RSA Insurance Group was the top blue-chip performer in London, up 2.9% after the insurer was upgraded to Overweight from Equal-Weight by Barclays.

The bank said RSA has set out its intentions to become the benchmark performer in each of its core markets in the UK, Scandinavia and Canada by 2018.

"While we acknowledge that it is rare for a mid-of-the-pack insurer to become a 'best in class' insurer, we do believe RSA has set out a realistic plan to get there," Barclays said.

In the FTSE 250, emerging markets focused asset manager Aberdeen Asset Management was the biggest faller, down 9.7%. The company said first-half pretax profit almost halved amid fragile investor sentiment towards emerging markets, although the "strength" of the group's balance sheet allowed for investments such as bolt-on acquisitions.

Pretax profit fell to GBP98.8 million in the six months ended March 31, Aberdeen said in a statement, from GBP185.4 million in the corresponding half a year earlier. Aberdeen's interim dividend of 7.5 pence per share was unchanged.

Assets under management amounted to GBP292.8 billion as of March 31, up from GBP283.7 billion six months earlier.

On the gainers' side, Just Eat was top mid-cap performer, up 7.4% after it raised its guidance for full-year revenue and earnings following a successful first quarter, a move which it also made twice in 2015.

The online takeaway delivery company said it achieved 57% growth in orders in the first quarter of 2016 year-on-year to 31.5 million, up 41% on a like-for-like basis.
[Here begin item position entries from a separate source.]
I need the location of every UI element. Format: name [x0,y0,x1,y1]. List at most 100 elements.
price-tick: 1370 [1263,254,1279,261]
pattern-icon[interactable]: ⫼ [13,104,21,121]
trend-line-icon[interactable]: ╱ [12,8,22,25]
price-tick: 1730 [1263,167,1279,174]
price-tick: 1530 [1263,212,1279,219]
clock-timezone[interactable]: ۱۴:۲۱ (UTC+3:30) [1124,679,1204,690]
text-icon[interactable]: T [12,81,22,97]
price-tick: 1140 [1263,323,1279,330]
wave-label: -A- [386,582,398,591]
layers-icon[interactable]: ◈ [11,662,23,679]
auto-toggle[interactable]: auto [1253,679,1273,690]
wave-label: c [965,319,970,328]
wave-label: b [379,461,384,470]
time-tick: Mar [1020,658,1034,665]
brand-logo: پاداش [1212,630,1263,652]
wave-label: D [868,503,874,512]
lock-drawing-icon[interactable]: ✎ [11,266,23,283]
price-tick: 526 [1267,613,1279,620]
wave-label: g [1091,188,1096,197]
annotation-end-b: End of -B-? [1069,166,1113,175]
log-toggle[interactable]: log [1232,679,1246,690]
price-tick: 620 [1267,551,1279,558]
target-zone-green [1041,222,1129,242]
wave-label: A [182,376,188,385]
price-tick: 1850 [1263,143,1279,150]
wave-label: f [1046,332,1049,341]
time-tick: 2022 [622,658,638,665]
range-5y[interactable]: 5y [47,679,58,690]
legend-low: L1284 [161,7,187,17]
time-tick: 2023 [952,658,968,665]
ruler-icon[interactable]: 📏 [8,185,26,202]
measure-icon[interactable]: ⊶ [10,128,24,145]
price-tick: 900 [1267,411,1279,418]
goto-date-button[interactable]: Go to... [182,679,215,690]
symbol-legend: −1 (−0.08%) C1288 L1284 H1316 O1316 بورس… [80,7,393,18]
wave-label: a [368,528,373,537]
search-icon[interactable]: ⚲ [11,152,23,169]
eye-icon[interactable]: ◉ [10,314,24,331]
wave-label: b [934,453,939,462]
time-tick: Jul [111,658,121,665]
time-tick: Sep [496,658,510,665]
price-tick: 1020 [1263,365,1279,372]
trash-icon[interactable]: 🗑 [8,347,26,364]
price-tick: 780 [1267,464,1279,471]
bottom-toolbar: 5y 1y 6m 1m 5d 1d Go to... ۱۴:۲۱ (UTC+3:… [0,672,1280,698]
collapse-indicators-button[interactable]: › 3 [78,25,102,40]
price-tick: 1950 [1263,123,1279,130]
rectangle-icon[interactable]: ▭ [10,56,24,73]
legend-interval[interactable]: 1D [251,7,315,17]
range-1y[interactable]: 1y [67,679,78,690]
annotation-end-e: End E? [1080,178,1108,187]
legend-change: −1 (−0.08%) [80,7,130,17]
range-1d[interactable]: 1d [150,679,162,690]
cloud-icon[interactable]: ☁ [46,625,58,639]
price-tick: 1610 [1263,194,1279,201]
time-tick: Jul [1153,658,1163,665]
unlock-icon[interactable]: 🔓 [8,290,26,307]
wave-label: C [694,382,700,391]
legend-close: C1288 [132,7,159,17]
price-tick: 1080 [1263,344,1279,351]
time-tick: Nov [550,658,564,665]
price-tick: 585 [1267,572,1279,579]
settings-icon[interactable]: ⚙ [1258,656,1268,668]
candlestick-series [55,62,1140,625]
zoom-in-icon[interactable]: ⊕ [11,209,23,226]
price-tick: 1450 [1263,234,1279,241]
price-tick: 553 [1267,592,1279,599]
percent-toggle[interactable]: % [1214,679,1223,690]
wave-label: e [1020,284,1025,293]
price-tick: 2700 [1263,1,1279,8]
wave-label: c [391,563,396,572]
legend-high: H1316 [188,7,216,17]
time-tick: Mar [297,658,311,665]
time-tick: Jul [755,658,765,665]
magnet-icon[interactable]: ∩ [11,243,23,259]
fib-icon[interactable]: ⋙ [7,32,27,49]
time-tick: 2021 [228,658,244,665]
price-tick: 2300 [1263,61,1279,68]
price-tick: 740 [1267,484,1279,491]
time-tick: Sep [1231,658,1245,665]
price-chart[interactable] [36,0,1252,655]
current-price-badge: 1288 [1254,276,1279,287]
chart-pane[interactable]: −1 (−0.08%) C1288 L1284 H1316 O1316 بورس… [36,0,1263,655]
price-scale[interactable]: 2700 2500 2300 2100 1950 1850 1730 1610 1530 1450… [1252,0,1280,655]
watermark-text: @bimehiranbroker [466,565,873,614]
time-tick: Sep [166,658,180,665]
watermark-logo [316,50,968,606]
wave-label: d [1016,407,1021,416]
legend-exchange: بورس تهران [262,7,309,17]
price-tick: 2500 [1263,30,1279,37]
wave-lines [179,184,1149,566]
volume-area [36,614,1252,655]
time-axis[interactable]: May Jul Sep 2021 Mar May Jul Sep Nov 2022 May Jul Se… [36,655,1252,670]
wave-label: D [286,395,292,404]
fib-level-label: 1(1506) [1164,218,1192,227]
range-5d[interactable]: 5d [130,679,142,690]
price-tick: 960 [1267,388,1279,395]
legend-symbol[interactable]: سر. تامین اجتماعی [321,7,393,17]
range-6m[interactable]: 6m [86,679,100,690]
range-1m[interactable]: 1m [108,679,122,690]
It said each of its segments delivered strong growth, particularly in the UK which saw a 40% increase in orders.

As a result of this, Just Eat increased its full-year revenue guidance to GBP358 million from GBP350 million, while raising its underlying earnings before interest, tax, depreciation and amortisation target to between GBP102 million and GBP104 million from between GBP98 million and GBP100 million.

Office provider Regus was up 5.4% after the company said it traded in line with management expectations in its first quarter, reporting improved margins, increased revenue and strong profit growth thanks to cost efficiencies and following the development of 554 locations in 2015.

Regus said its revenue grew to GBP532.5 million for the three months to March 31, compared with GBP452.3 million for the same period a year earlier, representing an increase of 15% at constant currency rates or 18% at actual rates, as prevailing exchange rates provided a "modest tailwind".

In the AIM market, SimiGon said it signed a five-and-a-half year, USD7.9 million deal to deliver its SIMbox training services to an Asian civilian aviation training services provider, which it did not name.

The simulation technology company said it will book around USD1.4 million in revenue from the contract in 2016 and said the deal will improve its revenue visibility beyond this year. SimiGon said this marks another major contract outside the defence industry and sees it continue to diversify its product offering and addressable market.

The stock traded up 31%, making it the best performer in the AIM All-Share index.

Still ahead in the economic calendar, the US Redbook index is due at 1355 BST, while the ISM New York index is at 1445 BST. The American Petroleum Association weekly crude oil stocks data are out after the London stock market close at 2130 BST.